Here's a 2x2 matrix:
[64919121 -159018721]
[41869520.5 -102558961]
We can multiply it by a 2 element vector like this:
(defun mxv (a b
c d
x
y
receiver)
(funcall receiver
(+ (* a x) (* b y))
(+ (* c x) (* d y))))
* (mxv 64919121 -159018721
41869520.5d0 -102558961
3
1
#'list)
(35738642 2.30496005d7)
Given a matrix and a result, we want to
find the 2 element vector that produces that result. To do this, we
compute the inverse of the matrix:
(defun m-inverse (a b
c d
receiver)
(let ((det (- (* a d) (* b c))))
(funcall receiver
(/ d det) (/ (- b) det)
(/ (- c) det) (/ a det))))
and multiply the inverse
matrix by the result:
(defun solve (a b
c d
x
y
receiver)
(m-inverse a b
c d
(lambda (ia ib
ic id)
(mxv ia ib
ic id
x
y
receiver))))
So we can try this on our matrix
* (solve 64919121 -159018721
41869520.5d0 -102558961
1
0
#'list)
(1.02558961d8 4.18695205d7)
and we get the wrong answer.
What's the right answer?
* (solve 64919121 -159018721
(+ 41869520 1/2) -102558961
1
0
#'list)
(205117922 83739041)
If we use double precision floating point, we get
the wrong answer by a considerable margin.
I'm used to floating point calculations being off a little in the least
significant digits, and I've seen how the errors can accumulate in an iterative
calculation, but here we've lost all the significant digits in a straightforward
non-iterative calculation.

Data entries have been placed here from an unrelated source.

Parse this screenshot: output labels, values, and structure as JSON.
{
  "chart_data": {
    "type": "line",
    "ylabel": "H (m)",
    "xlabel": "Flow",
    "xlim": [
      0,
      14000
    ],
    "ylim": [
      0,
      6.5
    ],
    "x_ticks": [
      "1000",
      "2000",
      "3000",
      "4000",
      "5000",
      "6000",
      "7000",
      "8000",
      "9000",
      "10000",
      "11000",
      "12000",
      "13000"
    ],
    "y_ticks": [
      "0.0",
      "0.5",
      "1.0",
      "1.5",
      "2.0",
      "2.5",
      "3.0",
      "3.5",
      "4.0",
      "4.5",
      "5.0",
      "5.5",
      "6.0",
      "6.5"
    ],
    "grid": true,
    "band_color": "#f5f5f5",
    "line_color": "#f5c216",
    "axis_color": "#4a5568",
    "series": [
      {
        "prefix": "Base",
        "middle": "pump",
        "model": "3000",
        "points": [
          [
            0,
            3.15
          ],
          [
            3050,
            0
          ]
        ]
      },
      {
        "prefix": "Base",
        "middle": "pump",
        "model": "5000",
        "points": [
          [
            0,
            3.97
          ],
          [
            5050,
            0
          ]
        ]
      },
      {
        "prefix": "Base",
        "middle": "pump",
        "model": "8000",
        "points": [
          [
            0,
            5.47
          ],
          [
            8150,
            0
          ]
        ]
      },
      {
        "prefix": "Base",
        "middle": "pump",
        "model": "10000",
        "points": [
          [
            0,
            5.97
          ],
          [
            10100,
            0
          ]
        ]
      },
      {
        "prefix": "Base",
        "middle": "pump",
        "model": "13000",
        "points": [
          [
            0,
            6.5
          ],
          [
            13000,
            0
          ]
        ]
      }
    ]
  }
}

Here's what happened: The determinant of our matrix is
computed by subtracting the product of the two diagonals. One
diagonal is (* 64919121 -102558961) =
-6658037598793281
, where the other diagonal is (* (+
41869520 1/2) -159018721) = -6658037598793280.5
This second
diagonal product cannot be represented in double precision floating
point, so it is rounded down to -6658037598793280. This is where
the error is introduced. An error of .5 in a quantity of
-6658037598793281 is small indeed, but we amplify this error when we
subtract out the other diagonal. We still have an absolute error of
.5, but now it occurs within a quantity of 1, which makes it
relatively huge. This is called “catastrophic cancellation”
because the subtraction “cancelled” all the significant digits
(the “catastrophe” is presumably the amplification of the error).
I don't care for the term “catastrophic cancellation”
because it places the blame on the operation of subtraction. But
the subtraction did nothing wrong. The difference betweeen
-6658037598793280 and -6658037598793281 is 1 and that is the result
we got. It was the rounding in the prior step that introduced an
incorrect value into the calculation. The subtraction just exposed
this and made it obvious.
One could be cynical and reject floating point operations as being too
unreliable. When we used exact rationals, we got the exactly correct result.
But rational numbers are much slower than floating point and they have a tendancy
to occupy larger and larger amounts of memory as the computation continues.
Floating point is fast and efficient, but you have to be careful when you use it.